Religiosity, spirituality and depression

K.T. Kioulos, J.D. Bergiannaki
First Department of Psychiatry, "Eginition" Hospital, Medical School, National and Kapodistrian University of Athens, Athens, Greece

The quest for existential meaning is a universal phenomenon, which is traditionally expressed in official religions (religiosity) or personal transcendence (spirituality). Throughout the greatest part of the twentieth century, mental health professionals tended to disregard or even deny the religious experience, often considering it obsolete or even pathological. In recent decades, however, an increasing number of publications have reported interesting findings on the relationship between religiosity and mental health at both the theoretical and the clinical level. Although the relationship between religiosity/spirituality and depression is complex and the results of studies are not uniform, current documentation suggests that individuals with no religious involvement display a higher probability of experiencing a major depressive episode than religious individuals, although the dimension of religious motivation and perhaps the type of depression appear to play an important role.
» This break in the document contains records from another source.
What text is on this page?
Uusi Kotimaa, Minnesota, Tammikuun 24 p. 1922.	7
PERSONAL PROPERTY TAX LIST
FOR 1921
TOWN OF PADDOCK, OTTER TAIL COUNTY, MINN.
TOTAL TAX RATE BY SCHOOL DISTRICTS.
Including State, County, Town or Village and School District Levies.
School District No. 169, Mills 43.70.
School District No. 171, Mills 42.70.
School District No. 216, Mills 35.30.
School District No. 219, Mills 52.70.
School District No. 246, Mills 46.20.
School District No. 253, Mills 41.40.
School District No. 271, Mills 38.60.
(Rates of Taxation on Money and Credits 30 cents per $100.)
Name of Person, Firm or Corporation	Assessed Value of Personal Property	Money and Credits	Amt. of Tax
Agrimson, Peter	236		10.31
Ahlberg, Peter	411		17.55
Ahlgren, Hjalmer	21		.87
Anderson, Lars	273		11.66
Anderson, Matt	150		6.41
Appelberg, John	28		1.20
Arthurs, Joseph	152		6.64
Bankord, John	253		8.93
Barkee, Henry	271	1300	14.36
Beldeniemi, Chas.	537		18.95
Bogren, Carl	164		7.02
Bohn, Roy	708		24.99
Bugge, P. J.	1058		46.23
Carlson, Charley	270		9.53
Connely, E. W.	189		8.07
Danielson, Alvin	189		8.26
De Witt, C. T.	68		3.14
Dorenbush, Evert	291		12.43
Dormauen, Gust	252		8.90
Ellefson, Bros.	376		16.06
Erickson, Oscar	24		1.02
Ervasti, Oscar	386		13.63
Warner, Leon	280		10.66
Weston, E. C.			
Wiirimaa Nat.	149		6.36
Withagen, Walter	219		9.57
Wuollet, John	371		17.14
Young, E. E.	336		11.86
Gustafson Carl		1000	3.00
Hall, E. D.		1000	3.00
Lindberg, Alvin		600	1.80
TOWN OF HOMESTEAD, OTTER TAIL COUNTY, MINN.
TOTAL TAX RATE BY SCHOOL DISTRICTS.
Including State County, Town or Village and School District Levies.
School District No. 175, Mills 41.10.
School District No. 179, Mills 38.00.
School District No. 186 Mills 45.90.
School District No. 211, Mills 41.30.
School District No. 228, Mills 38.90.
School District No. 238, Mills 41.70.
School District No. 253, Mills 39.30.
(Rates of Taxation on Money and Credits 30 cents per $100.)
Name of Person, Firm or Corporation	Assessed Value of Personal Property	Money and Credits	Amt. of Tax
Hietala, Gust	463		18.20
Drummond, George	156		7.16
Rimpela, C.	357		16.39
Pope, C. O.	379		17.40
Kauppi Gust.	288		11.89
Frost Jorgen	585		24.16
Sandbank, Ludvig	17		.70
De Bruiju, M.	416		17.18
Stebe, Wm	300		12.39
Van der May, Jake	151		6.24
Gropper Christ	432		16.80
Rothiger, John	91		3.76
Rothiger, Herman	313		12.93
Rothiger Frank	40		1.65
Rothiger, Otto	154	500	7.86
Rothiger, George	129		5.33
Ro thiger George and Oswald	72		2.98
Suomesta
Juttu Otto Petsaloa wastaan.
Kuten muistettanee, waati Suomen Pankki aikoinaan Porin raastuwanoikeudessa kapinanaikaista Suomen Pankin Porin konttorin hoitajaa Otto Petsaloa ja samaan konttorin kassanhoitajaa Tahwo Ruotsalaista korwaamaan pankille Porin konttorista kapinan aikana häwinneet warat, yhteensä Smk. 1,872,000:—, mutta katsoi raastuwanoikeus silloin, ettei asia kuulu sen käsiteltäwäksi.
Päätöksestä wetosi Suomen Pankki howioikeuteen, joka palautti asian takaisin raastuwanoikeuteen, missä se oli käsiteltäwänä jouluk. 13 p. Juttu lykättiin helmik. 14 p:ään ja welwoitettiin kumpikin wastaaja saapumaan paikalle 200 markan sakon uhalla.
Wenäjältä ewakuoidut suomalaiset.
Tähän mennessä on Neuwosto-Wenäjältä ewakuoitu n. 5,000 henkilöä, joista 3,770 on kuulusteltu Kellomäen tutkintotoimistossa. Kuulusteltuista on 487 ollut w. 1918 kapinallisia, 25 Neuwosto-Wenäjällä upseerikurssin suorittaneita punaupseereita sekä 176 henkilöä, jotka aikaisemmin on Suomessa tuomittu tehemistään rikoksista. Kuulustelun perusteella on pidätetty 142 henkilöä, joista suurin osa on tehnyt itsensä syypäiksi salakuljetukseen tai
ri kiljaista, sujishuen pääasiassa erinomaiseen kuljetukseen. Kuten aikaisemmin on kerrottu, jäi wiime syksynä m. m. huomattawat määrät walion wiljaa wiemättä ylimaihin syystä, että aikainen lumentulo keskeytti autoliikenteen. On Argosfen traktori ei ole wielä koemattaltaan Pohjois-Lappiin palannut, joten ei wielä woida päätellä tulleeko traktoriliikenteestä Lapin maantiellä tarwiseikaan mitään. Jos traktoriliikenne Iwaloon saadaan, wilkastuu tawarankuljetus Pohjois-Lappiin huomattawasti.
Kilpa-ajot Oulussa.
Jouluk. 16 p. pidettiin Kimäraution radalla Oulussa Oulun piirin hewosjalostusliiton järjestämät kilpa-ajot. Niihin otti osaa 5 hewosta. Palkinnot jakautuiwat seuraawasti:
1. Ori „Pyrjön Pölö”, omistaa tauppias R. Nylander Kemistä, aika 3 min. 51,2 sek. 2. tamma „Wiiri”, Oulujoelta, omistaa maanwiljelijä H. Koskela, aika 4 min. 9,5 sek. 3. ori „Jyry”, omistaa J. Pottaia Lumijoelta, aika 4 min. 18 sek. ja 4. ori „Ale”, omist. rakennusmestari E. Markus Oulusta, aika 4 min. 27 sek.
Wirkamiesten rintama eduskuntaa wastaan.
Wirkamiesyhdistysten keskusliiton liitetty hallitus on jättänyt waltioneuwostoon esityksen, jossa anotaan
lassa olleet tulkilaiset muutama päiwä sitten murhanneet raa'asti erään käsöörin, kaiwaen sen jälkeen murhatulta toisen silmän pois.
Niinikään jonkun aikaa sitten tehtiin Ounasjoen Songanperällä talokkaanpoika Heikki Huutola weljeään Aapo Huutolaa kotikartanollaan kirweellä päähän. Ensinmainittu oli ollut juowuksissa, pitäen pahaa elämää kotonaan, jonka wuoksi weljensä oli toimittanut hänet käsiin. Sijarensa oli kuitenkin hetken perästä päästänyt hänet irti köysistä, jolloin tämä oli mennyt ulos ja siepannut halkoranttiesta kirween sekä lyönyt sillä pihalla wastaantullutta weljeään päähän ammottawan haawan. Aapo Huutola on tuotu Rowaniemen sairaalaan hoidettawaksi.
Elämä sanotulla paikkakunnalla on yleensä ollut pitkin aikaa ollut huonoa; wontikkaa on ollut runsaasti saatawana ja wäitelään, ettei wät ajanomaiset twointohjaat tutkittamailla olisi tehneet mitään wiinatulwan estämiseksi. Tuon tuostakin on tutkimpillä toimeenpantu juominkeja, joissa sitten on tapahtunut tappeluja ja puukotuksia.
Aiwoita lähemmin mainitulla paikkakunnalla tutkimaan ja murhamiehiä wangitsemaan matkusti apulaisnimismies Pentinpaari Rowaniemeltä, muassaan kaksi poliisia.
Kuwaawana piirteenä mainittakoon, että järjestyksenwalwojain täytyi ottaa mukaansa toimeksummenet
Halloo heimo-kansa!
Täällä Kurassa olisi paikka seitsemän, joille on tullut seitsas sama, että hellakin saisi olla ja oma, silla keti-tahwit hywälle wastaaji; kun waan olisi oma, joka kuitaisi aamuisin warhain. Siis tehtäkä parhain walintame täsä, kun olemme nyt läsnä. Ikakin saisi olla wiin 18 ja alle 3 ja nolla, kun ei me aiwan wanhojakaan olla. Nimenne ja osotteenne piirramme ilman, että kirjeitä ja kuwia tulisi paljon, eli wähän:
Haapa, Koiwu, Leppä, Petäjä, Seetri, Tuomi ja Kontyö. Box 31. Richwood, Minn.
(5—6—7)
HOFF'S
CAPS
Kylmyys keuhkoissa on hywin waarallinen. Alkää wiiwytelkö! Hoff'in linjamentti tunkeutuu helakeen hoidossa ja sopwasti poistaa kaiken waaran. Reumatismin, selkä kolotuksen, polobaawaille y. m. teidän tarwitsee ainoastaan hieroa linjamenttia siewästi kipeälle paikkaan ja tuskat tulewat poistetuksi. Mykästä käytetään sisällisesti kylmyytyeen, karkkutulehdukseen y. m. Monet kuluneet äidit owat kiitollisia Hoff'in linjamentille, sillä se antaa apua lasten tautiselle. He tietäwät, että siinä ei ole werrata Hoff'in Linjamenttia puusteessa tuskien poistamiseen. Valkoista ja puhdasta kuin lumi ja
Given the universality, not only of religiosity but also of depression, and taking into account the efficacy of religion as a coping mechanism, there is an urgent need for a more complete understanding of the ways in which religiosity and mental health interact. In this context, the reevaluation of religiosity in both the prevention and the treatment of mental illness constitutes an issue of vital importance. Psychiatrists and psychotherapists should therefore become adequately familiar with, and competent in the management of religious/spiritual matters, and in the evaluation of the ways in which these matters may contribute to either the genesis of psychopathology or the integration of therapy through the world view of the religious experience.

Key words: Depression, Mental health, Religiosity, Spirituality.